Osservati nel divenire storico i due flussi di eventi sembrano alternarsi
liberamente nella funzione di determinato e di determinante, facendo sorgere
un problema di metodo ineludibile, giacchè impongono una scelta di fondo sul
rapporto tra "materia" e "spirito". A partire da queste premesse, va ritenuta
superficiale quella descrizione che pone come causa tutto ciò che precede nel
tempo, in quanto conduce a coordinare tutti i fattori dell'essere sociale,
evitando di ordinarli in schemi più complessi e profondi.

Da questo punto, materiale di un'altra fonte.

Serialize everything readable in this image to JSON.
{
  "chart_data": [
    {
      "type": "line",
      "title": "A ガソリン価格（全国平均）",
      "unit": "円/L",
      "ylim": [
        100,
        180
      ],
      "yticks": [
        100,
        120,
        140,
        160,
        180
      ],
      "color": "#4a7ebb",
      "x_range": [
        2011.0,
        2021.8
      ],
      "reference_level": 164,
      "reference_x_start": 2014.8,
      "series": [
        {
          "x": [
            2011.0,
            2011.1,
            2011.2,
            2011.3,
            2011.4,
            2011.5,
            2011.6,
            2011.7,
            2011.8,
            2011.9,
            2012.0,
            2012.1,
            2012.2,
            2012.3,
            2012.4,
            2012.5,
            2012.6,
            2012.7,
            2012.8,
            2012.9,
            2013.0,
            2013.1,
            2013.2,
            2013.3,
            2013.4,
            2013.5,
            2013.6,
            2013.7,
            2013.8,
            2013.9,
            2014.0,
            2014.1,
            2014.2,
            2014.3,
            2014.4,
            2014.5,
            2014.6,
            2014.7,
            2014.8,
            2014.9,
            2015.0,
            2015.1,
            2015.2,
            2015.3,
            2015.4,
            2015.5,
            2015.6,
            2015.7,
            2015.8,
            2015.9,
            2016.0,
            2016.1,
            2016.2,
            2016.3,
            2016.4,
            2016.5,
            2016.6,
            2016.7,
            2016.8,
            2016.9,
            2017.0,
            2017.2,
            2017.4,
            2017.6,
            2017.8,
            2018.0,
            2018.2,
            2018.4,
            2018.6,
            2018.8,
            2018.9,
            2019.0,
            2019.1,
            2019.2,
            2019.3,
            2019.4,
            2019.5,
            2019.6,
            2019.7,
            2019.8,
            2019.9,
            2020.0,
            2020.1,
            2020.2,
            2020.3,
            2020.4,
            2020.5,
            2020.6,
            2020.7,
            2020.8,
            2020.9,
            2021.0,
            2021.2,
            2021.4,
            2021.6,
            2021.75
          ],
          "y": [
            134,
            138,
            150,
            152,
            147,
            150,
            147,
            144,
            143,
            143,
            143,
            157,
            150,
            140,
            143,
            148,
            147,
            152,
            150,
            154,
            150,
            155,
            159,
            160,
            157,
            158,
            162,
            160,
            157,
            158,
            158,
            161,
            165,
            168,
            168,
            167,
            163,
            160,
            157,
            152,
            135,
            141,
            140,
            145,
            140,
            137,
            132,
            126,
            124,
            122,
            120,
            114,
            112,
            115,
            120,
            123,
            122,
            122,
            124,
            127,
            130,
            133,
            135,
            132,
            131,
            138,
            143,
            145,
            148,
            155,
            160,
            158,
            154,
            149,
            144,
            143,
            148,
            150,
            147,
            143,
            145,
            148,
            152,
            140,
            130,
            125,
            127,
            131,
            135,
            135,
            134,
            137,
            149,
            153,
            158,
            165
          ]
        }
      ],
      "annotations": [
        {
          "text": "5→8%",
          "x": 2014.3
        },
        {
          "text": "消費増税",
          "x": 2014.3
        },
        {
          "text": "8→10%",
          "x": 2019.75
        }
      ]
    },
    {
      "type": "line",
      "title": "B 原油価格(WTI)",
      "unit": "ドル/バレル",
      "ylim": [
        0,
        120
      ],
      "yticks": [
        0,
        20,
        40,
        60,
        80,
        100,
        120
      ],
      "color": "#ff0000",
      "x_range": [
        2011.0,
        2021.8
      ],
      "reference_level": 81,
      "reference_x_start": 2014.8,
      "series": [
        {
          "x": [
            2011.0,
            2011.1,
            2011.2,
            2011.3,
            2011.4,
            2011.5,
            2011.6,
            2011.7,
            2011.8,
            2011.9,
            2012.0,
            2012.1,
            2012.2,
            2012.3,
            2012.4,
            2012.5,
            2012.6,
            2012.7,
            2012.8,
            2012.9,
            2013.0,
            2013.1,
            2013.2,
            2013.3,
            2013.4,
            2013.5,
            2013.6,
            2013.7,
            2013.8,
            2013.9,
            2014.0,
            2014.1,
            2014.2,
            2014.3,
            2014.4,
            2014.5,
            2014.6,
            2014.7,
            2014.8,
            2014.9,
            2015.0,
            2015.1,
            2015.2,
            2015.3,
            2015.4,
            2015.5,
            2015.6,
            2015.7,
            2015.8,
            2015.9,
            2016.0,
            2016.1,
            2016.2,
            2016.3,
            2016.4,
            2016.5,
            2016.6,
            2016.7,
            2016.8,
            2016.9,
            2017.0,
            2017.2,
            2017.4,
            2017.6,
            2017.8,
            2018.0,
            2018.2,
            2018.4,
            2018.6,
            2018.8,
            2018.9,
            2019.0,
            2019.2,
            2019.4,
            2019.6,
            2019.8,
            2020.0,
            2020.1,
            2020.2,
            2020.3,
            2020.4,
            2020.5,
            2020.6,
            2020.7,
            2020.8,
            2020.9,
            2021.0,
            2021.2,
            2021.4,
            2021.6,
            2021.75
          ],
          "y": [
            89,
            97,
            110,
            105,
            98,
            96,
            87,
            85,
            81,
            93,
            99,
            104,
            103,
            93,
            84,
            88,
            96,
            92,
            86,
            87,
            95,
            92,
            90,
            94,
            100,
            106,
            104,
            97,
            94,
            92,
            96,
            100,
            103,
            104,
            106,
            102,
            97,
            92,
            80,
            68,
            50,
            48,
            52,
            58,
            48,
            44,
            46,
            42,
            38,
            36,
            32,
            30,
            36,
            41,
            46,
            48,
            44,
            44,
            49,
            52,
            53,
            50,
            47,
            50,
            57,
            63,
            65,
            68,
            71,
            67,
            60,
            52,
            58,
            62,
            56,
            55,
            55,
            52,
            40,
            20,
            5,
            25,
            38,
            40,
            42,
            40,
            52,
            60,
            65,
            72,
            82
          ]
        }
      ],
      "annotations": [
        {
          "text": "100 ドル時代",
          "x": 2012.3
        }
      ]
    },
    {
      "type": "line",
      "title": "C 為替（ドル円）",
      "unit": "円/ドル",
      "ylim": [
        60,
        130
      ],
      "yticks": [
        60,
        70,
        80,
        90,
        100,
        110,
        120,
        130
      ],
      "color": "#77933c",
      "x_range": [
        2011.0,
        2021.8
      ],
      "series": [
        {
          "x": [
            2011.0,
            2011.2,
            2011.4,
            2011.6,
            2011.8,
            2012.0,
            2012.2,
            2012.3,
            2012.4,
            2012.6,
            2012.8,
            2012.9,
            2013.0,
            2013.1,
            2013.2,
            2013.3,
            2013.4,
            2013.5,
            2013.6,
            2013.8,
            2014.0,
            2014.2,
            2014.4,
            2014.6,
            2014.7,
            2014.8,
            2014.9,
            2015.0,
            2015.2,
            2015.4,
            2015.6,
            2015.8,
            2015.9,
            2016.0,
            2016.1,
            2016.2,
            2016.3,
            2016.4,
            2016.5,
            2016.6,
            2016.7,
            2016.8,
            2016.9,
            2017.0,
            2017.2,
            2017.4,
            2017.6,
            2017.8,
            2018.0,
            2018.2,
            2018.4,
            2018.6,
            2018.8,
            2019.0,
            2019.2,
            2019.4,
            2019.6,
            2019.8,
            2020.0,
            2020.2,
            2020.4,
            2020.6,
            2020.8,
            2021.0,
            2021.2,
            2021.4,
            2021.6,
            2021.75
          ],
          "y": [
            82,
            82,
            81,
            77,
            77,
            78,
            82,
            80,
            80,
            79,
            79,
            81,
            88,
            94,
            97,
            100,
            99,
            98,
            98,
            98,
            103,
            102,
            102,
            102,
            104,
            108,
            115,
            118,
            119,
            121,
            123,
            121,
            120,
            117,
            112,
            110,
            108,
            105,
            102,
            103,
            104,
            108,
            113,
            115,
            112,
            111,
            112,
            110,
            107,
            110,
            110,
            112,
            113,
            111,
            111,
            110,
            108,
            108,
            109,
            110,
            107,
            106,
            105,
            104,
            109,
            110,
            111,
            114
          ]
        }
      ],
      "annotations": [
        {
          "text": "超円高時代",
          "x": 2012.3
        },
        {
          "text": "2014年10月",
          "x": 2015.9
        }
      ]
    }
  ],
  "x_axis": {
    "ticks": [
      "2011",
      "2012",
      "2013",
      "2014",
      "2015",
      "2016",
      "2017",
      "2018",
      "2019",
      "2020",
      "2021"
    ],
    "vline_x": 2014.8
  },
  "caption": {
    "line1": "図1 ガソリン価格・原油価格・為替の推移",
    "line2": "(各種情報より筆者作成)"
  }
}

Va osservato però che l'assunto metodico materialista, presupponendo
che il nesso che stringe i due livelli dell'essere sociale, ovvero della struttura e
della sovrastruttura, sia di subordinazione, non riesce a spiegare in modo
immediato la contraria fenomenologia storica, che ha indotto molti a seguire il
criterio della coordinazione.
2) Uomo e natura
Per cercare di sciogliere questo nodo, sarà opportuno ripartire dal
rapporto più generale uomo-natura, che precede e fonda il rapporto fra
struttura e sovrastruttura.
Tutti osserviamo che la coscienza umana, attraverso vari tipi di prassi,
si oggettiva in nuove forme naturali, artificiali e culturali, modifica cioè la
1 - Prefazione a Per la critica dell'economia politica, Opere, Editori Riuniti, Roma 1986, XXX, p. 298
(MEW, Dietz Verlag, Berlin 1969, 13, S. 8). Un concetto simile si trova in Ideologia tedesca, Opere, V, p.
22 (3, S. 26).
2 - Lineamenti fondamentali della critica dell'economia politica, La Nuova Italia, 1970. II, p. 401 ( 42, S.
601).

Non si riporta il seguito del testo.